Optimized Trajectory Tracking for Robot Manipulators with Uncertain Dynamics: A Composite Position Predictive Control Approach

Abstract

This study addresses the trajectory tracking control challenges of robot manipulators with uncertain dynamics. The aim is to achieve precise and smooth trajectory regulation through a novel composite position predictive control (PPC) scheme that integrates motion profile and disturbance preview techniques. First, we perform offline dynamics identification and feedforward compensation alongside a pre-defined motion profile. To handle the disturbances arising from uncertain dynamics, a super-twisting disturbance observer is designed, resulting in a dynamically compensated prediction model.

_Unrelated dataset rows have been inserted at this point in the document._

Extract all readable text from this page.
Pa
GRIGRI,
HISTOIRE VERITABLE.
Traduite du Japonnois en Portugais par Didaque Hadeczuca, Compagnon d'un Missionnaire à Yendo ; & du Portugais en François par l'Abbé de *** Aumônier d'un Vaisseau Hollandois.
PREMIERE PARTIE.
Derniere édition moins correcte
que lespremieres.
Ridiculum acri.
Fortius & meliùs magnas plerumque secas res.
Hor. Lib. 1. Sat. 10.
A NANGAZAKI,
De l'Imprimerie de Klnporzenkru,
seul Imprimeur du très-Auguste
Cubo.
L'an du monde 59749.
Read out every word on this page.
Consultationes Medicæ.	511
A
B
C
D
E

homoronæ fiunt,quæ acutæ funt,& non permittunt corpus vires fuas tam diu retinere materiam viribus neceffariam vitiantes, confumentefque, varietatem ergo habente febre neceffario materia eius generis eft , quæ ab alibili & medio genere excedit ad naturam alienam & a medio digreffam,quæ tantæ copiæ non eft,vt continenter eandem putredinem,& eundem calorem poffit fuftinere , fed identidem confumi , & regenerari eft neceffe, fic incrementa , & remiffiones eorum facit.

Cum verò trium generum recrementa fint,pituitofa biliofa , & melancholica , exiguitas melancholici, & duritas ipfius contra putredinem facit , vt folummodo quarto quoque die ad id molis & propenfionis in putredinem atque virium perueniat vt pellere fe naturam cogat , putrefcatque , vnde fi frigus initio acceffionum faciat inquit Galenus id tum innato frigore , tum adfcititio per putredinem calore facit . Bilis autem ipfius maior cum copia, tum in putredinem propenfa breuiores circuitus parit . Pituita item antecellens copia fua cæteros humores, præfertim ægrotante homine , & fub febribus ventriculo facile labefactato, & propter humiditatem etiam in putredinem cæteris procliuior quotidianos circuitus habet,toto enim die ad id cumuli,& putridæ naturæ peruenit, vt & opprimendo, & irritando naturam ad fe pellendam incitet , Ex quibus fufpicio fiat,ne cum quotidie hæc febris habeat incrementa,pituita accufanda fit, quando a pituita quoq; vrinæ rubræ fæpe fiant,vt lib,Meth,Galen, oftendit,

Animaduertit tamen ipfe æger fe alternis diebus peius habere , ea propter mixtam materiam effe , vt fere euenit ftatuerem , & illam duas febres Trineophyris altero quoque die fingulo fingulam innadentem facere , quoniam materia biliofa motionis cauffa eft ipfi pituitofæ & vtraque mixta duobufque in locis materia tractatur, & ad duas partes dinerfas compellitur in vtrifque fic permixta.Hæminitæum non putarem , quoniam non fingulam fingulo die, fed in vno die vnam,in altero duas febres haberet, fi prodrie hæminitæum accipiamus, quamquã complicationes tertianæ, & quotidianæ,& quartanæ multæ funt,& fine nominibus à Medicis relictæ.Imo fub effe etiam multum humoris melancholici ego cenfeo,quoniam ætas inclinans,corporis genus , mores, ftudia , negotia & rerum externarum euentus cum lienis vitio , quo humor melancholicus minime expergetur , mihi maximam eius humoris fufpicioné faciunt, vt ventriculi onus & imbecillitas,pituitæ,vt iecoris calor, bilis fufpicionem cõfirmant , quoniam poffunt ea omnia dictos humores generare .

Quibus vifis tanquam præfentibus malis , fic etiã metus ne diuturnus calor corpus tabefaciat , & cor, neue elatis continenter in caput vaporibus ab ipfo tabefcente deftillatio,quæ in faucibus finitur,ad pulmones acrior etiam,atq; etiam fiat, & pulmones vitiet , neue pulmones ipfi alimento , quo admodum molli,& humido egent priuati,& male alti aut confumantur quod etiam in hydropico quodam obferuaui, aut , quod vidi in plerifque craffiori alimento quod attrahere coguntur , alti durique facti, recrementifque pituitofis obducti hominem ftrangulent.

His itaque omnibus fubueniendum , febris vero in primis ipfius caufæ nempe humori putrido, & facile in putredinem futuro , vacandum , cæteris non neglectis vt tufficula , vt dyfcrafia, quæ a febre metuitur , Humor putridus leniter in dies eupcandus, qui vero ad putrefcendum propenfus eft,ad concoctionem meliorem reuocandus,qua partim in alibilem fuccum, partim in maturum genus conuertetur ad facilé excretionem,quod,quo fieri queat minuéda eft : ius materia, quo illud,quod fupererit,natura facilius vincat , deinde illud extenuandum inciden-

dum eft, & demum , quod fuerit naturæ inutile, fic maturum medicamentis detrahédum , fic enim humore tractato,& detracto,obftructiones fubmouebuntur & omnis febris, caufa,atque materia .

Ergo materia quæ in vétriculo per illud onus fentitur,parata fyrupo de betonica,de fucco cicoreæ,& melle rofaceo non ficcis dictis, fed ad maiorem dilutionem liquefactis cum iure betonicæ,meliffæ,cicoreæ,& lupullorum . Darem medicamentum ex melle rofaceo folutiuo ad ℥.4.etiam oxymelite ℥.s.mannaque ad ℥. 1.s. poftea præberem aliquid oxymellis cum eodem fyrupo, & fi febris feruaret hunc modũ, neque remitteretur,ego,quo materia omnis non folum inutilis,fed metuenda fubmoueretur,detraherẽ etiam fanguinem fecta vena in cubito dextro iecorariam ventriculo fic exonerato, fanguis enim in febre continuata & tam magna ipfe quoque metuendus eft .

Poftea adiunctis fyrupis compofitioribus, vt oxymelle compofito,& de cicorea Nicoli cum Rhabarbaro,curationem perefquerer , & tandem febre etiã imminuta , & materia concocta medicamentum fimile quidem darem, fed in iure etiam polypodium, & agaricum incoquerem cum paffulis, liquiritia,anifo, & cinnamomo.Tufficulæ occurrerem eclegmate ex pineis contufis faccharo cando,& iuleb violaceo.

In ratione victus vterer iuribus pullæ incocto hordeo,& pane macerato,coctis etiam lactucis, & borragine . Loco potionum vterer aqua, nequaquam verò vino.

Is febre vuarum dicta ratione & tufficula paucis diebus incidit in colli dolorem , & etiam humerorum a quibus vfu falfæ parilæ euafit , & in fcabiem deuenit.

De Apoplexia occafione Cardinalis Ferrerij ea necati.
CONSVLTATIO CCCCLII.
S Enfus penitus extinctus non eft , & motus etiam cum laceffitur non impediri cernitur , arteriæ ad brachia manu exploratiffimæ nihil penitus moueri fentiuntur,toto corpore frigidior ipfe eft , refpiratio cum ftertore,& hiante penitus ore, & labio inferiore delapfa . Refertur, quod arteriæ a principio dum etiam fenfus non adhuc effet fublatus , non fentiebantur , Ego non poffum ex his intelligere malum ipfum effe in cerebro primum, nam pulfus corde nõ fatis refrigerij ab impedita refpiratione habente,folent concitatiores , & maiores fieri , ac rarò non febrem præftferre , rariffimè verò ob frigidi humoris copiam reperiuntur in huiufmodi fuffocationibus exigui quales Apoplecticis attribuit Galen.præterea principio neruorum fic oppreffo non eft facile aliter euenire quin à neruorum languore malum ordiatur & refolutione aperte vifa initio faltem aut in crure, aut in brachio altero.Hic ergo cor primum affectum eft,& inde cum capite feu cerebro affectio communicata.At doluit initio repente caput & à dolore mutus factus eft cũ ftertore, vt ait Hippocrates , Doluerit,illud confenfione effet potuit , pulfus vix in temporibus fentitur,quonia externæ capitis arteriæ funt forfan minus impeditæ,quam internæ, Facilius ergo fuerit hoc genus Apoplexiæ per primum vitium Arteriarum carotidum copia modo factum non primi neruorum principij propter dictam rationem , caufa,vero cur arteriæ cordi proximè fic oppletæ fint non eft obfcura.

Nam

Furthermore, the receding optimization operations for PPC are executed by solving an optimal solution associated with a joint angle tracking error. The combination of feedforward and feedback control improves the robot manipulator’s absolute positioning accuracy as opposed to the conventional model predictive control method, especially when dealing with uncertain dynamics. The effectiveness of the proposed control method is confirmed through trajectory tracking experiments conducted on a six-degree-of-freedom robot platform with varying end-effector loads. The experimental results demonstrate that the proposed PPC method enhances tracking accuracy by approximately 45% and 25% when compared to the traditional inverse dynamic control (IDC) and the robust IDC approaches, respectively.